While setting an onion volcano alight for a raucous bachelorette party before clacking two salt and pepper grinders together like maracas to a round of applause from the impressed gals, CEO Richard Stockinger said the company wants to pursue an expansion plan, but is reluctant to issue equity at current price levels to raise the necessary capital. Meanwhile, as they sipped Singapore Slings from Buddha-shaped mugs via straws inserted through the vessels' bellybutton holes, several large shareholders expressed disagreement with the board (primarily for ordering the chicken/beef combo rather than the straight beef) and indicated a desire to seek board membership in a bid to change the company's strategic direction, he said.
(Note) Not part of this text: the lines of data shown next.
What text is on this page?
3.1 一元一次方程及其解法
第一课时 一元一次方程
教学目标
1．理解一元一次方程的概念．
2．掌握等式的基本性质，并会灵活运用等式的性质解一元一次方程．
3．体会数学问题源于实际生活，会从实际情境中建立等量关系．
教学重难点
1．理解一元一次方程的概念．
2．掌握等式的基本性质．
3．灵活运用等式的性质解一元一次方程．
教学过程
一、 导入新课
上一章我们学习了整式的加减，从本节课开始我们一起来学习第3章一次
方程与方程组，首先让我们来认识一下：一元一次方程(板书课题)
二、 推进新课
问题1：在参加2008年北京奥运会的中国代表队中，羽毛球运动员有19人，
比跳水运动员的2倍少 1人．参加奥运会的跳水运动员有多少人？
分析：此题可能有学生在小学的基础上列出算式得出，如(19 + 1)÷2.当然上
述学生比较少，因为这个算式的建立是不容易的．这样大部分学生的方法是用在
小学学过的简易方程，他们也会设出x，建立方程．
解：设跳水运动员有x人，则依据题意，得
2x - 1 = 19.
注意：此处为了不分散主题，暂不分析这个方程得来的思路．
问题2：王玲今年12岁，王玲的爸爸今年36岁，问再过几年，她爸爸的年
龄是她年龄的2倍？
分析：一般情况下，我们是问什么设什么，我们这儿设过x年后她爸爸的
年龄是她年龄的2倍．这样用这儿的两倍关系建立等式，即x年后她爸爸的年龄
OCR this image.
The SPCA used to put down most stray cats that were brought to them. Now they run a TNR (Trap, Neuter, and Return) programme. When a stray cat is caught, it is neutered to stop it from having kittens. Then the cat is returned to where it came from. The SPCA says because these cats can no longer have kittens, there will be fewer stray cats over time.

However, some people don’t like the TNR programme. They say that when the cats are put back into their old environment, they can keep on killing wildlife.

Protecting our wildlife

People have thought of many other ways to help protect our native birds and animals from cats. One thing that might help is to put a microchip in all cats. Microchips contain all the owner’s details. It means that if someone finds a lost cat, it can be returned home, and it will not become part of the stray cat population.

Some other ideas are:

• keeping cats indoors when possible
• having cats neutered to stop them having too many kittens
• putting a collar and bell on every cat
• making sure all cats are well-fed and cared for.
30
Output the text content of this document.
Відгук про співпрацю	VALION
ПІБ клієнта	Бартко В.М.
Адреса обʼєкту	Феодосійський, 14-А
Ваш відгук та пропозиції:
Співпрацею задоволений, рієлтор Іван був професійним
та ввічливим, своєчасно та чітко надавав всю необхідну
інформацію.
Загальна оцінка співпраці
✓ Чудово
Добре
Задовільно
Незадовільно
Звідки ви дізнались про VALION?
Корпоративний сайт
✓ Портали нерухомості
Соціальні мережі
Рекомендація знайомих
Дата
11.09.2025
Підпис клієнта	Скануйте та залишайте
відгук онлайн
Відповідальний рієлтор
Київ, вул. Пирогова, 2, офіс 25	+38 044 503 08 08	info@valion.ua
"The combination of issues relating to raising new capital and the divergent views of these shareholders have made it extremely difficult for the company to implement with confidence a growth plan that would include organic growth as well as acquisitions at this time," Stockinger said, with the unmistakable "clackety-clackety-clackety" sound of knives slicing vegetables for an amazed crowd of tourists behind him.
As a result, the board has decided to conduct a formal review of the company's strategic alternatives, often Wall Street-speak for an acquisition or sale.
The company plans to hold its annual shareholders meeting on Sept. 14. All attendees have been asked to wear slightly too-tall paper chefs' toques and arrive with a metal cart with all necessary supplies, including a range of oils and sauces, fresh ingredients, and a treacly, obsequious, slightly humiliated expression on their faces.